Lisede aşkından ölüp bittiğim tipe bakıyorum, şimdiki aklım olsa sümüğümü vermeyeceğim bir tip. İşte o yaşlarda hepimizin saçmaladığı bir dönem oluyor. Yerinizde olsam ne yapardım diye düşünüyorum, kızım daha çok küçük, o konulara gelmedik ama, ayrıl demezdim de, hissettiklerine önem verdiğimi, ama ne hissederse hissetsin bunların asla eğitim hayatının önüne geçmemesi gerektiği, bu konuda onun aklına güvendiğimi, kendisi için doğrusunu yapacağını bildiğimi söylerdim sanırım. Ayrıl diye baskı yapmak, tam tersi etki yapar muhtemelen. Elbette bu aşk geçip gidecek, aşk acısı çekmeyi de, unutmayı da öğrensin, bunlar da gelişmesi gereken, sağlıklı durumlar aslında. Yetiştirdiğiniz kızı siz biliyorsunuz. Ufku geniş, hedefleri olan, baskı altında büyümemiş bir kız yetiştirdiğinize güveniyorsanız, arada gel-gitler yaşasa da, bazen yoldan sapsa da, dönüp dolaşıp doğru rotada yürümeye devam eder, korkmayın.
 

Doğru yolu bulacağından endişem yok ama bu yolun uzun olması canımı sıkıyor. 7-8 ay sonra hayatını etkileyecek bir sınava hazırlanıyor ve kaybettiği zamanın telafisi yok. Müge Anlı'da lise çağında kaçan kızları görünce "Allah'ım bu kadar gözünü kör etme ,şaşırtma ne olur" diye dua ediyorum. Ya annelik doğduğu andan vicdan muhakemesi, eskilerin anne terliği olayını bile değerlendirmeye başladım.
 
Yeterince bilinçli ise zaten eğitim hayatını önemser merak etmeyin.
17 yaşında ilçenin en iyi lisesindeydim
Sevgilim düz lise mezunu okumayan biriydi.
Hem ilişkimiz çalkantılı şekilde devam etti hem üniversite sınavını derece ile kazandım.
Şimdiye kadar hedefleri olan yere sağlam basan bir genç olarak yetiştiyse kimse önüne set çekemiyor.
Sevgilisiyle ayrılmasını söyledikçe yasak aşk daha cazibeli gelebilir haberiniz olsun..
 
Tedirgin olmanız çok normal..Bir yanda donanımlı bir şekilde yetişen bir evlat..Diğer yanda ortaokul terk bir genç..
Dünya görüşleri ne olursa olsun farklı olacaktır..

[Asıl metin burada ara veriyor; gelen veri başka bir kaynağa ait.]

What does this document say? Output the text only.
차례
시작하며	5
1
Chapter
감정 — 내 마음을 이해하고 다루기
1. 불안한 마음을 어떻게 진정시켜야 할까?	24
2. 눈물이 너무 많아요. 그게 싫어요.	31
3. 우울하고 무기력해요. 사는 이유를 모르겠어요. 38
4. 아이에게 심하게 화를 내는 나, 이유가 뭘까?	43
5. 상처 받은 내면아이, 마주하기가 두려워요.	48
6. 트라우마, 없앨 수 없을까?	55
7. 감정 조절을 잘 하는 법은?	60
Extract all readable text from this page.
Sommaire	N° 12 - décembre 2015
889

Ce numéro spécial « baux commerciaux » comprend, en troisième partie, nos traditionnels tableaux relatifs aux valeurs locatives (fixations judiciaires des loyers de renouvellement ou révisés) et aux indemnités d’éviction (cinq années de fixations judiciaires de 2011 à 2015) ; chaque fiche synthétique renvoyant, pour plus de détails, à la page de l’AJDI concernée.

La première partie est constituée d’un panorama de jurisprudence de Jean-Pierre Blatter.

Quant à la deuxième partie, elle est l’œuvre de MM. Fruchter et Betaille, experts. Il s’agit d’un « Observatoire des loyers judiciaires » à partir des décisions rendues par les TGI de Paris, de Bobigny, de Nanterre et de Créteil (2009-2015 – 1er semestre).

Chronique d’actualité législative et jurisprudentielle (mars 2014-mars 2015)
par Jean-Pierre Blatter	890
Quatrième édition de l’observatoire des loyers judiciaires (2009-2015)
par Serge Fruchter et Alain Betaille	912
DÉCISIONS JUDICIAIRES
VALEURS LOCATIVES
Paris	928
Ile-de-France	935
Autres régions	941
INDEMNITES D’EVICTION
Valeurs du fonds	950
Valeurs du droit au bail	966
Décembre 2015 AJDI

Siz alt beynine razı olmadığınızı anlatmaya, işlemeye devam edeceksiniz ..
17 yaş bana göre bir çok hatanın yapılabileceği bir yaş ..Elinizi kızınızın üzerinden çekmeyin fakat iki tarafla da inatlaşmadan..

Kızınızın sevip değer verdiği, ondan bir kaç yaş büyük Abla- abilerle bir ortam oluşturabilirsiniz biraz paylaşımda olmaları bile kafasında değişikliklere sebep olabilir.

Yada çok sevdiği bir öğretmeninden destek isteyip kızınızla vakit geçirmesini bu yönde telkinlerde bulunmasını isteyebilirsiniz.
 
Evinde her şey yolundayken, kaçan kızlar da var mı gerçekten yahu? Benim denk geldiklerim ya tamamen başı boş bırakılmış, yeterince ilgi sevgi görmemiş, ya baskı altında büyütülmüş, çocuklukları travmalarla dolu, ya fazla şımartılmış gençler genelde... Bir ayarsızlık var yani. Yoksa her aşk acısı çeken bu saçmalıklara kalkışmıyor ya. Kızınızın ders durumları nasıl peki? Bir değişim, düşüş olsa, bu kadar önemli bir dönemde öğretmenleri de fark eder, size de haber gelirdi diye düşünüyorum.
 
Eşimle liseden beri birlikteyiz. Bir üst dönemimdi, ortalama aynı kültür yapısına sahip ailelerin çocukları idik. Ve en sonunda aynı bölümü de kazandık. Ama o baya düşük puanlı bir şehirde idi benim ise bizim bölümün en yüksek puanlı şehrine bile tutuyordu ama sırf o istemediği için bizim şehrimizdeki üniversiteyi yazdım. Bizim bölüm için 2. Sırada idi ama herşeye rağmen içimde büyük bir ukte, balayına İstanbula gittik orada bile sitem ettim senin yüzünden şu şehirde yaşayamadım ya diye.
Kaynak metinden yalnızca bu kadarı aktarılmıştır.